Lake Havasu, Ariz., is the absolute spring break destination. This time of year, tanning during the day and partying at night tend to be the norm.
When I traveled to Havasu with the CU Triathlon Team this past weekend though, we weren’t there to party. We were there to swim, bike and run. Our goal was to earn victory at the Mountain Collegiate Triathlon Conference Regional Championship — and that’s just what we did.
Every year, the CU Triathlon Team comes to Havasu hoping for a win. Regionals are the precursor to April’s national championship in Tuscaloosa, Ala., which CU has won two years in a row. Locking down the regional championship is just the beginning.
Havasu is not all about competition though. Only 14 athletes from each school get to race at Collegiate Nationals every year, so Havasu is an opportunity for the rest of the team to race in a CU uniform. This year, we had a record 63 athletes compete for the Buffs.
I’ve been on the team for three years, and Havasu has always been my favorite event of the spring season. When I was a freshman, it was my first triathlon ever. When I was a sophomore, it was the first time I qualified for the nationals team.
This year, though I didn’t have the race I was hoping for, I felt more like a part of the CU Triathlon family than ever before.
As usual, we left Boulder at the ridiculous hour of 3 a.m. on Thursday to drive the 14 hours to Lake Havasu. When we arrived, it wasn’t to a fancy hotel room — we traditionally camp for regionals. We set up tents, did a quick jog, took a dip in the lake and headed to a Mexican restaurant for dinner. With stomachs full of burritos, it was early to bed.
On Friday, pre-race day, I was impressed (as I am every year) by how smoothly we coordinated 63 athletes, from newbies to some seasoned veterans, through all the race prep rituals. By noon, we had all completed our short jogs, swims and bike rides to loosen our legs.
Later that afternoon, while the newer athletes were practicing transitions, our coach, Mike Ricci, pulled me aside. He told me he wanted me to lead the team cheer the next morning at the race start. It was a lot of pressure, but I knew I was up for the challenge.
That night, after the essential carb-loading pasta dinner, I went to bed nervous. All of our hard work over the past seven months would finally pay off tomorrow.
Riiiing….. At exactly 5:10 a.m. on Saturday, 63 alarms went off at once.
The morning was a blur of tire pumping, coffee chugging and nerves. We arrived at the race site before dawn, meticulously set up our transition areas, and by 7 a.m., we were pulling on our wetsuits. Soon, I found myself in the middle of a massive huddle of black rubber bodies, all urging me to start the cheer.

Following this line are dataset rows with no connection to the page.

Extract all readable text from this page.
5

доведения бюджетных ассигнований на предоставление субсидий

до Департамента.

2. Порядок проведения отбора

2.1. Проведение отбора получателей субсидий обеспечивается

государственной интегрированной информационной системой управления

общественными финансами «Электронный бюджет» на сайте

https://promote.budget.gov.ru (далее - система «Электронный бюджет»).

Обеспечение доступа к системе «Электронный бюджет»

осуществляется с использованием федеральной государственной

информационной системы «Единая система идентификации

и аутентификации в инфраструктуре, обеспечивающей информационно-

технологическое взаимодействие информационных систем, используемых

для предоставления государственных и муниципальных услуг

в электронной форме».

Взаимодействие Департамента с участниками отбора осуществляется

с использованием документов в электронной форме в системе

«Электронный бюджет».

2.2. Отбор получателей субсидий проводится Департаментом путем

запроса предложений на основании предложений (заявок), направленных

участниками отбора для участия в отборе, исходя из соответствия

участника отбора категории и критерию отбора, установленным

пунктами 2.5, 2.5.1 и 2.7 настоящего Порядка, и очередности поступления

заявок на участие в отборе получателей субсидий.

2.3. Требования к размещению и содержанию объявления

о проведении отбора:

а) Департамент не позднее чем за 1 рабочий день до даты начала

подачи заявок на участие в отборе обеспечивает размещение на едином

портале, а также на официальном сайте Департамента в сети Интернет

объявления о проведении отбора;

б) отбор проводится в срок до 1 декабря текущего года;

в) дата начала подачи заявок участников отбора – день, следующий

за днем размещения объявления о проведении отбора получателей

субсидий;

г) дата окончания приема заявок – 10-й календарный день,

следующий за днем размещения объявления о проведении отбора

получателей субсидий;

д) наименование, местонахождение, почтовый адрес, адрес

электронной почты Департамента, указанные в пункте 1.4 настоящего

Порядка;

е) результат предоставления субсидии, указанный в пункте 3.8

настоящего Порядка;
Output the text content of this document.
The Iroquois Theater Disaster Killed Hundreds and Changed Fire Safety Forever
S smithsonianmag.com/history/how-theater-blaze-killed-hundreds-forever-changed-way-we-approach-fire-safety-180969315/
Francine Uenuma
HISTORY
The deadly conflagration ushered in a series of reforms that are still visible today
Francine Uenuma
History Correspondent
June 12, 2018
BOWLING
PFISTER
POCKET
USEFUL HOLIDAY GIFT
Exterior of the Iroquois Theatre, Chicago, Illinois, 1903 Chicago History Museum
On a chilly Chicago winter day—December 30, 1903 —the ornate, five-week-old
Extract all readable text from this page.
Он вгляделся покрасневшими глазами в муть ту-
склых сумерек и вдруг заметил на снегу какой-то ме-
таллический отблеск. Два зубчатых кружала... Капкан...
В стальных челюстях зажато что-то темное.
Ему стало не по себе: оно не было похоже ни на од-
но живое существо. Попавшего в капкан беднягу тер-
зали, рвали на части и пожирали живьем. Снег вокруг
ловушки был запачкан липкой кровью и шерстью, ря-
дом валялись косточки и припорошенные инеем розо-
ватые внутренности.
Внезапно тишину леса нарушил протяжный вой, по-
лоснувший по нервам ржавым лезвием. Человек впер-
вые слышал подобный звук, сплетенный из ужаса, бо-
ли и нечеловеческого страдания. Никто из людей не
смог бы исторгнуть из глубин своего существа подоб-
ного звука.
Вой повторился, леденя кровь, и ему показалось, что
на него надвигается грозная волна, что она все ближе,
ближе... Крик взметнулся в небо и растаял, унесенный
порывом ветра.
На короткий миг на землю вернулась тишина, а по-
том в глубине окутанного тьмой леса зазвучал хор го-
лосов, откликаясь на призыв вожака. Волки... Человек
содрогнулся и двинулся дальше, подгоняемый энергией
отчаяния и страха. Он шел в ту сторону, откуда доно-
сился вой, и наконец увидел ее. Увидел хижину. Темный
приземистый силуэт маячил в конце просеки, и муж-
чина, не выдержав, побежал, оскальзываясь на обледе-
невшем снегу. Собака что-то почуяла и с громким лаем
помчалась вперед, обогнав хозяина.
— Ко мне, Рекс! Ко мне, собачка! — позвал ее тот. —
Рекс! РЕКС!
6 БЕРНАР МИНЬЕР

And, in CU Triathlon tradition, I went for it. The team repeated after me, getting louder and louder with every line:
Iki la boomba (Iki la boomba)
Iki la wiki liki (Iki la wiki liki)
Affa la waffa laffa (Affa la waffa laffa)
Oooh chee ahh… (ooh chee ahh…)
What’s that spell? Colorado!
What’s that mean? Victory!
Minutes later, with adrenaline pumping, I found myself standing in freezing cold lake water, surrounded by my teammates and awaiting the starting horn.
And then we were off.
The swim start is always chaotic, with arms and legs flailing as each swimmer tries to get ahead of the pack. The swim is my weakness, so I tried to stay out of the way and get through the course alive. After 1600 meters, it was out of the water, off with the wetsuit and onto the bike.
For the first time in my Havasu experience, it was a windy bike ride. The first half of the 40-kilometer course was fast with the wind to my back, and I felt strong as I gradually passed girls who had had faster swim times than me. When we turned around, though, the headwind hit me like a wall. It was a rough ride back in, but I tried to keep my mental focus and prepare for a fast run.
As I rolled into transition, re-racked my bike and slipped into my run shoes, I felt another rush of adrenaline. The run is my strength, and I still had some competition to catch. The run course passed through beach sand, up a set of stairs, over a bridge, down a bike trail to the turnaround and back again. I kept the other collegiate women in sight as I went, picking off as many as I could.
After 42 minutes and 10 kilometers of hard effort, I crossed the finish line and fell into a hug from a teammate.
I ended up in 17th place overall with a time of 2 hours, 35 minutes and 15 seconds. Our women’s team had nine women finish in the top 20 and five in the top 10, while our men had nine in the top 20 and four in the top 10. Our performance was good enough for both the men’s and women’s team titles as well as the overall Mountain Collegiate Triathlon Conference title.
Besides the top performances, we also had several athletes racing their first triathlons ever, with many reaching or surpassing their personal goals. While winning a team title is always fun, it’s the camaraderie and support of this entire team, from the newbies to the national champs, that makes us special.
The nationals team roster will be announced this Thursday, and over spring break, we’ll be working hard at a training camp in Boulder. Whether I make the nationals squad or not, I will be there in Tuscaloosa, Ala. on April 21 to compete or cheer on my Buffs. I love this team, and I feel so lucky to be a part of it.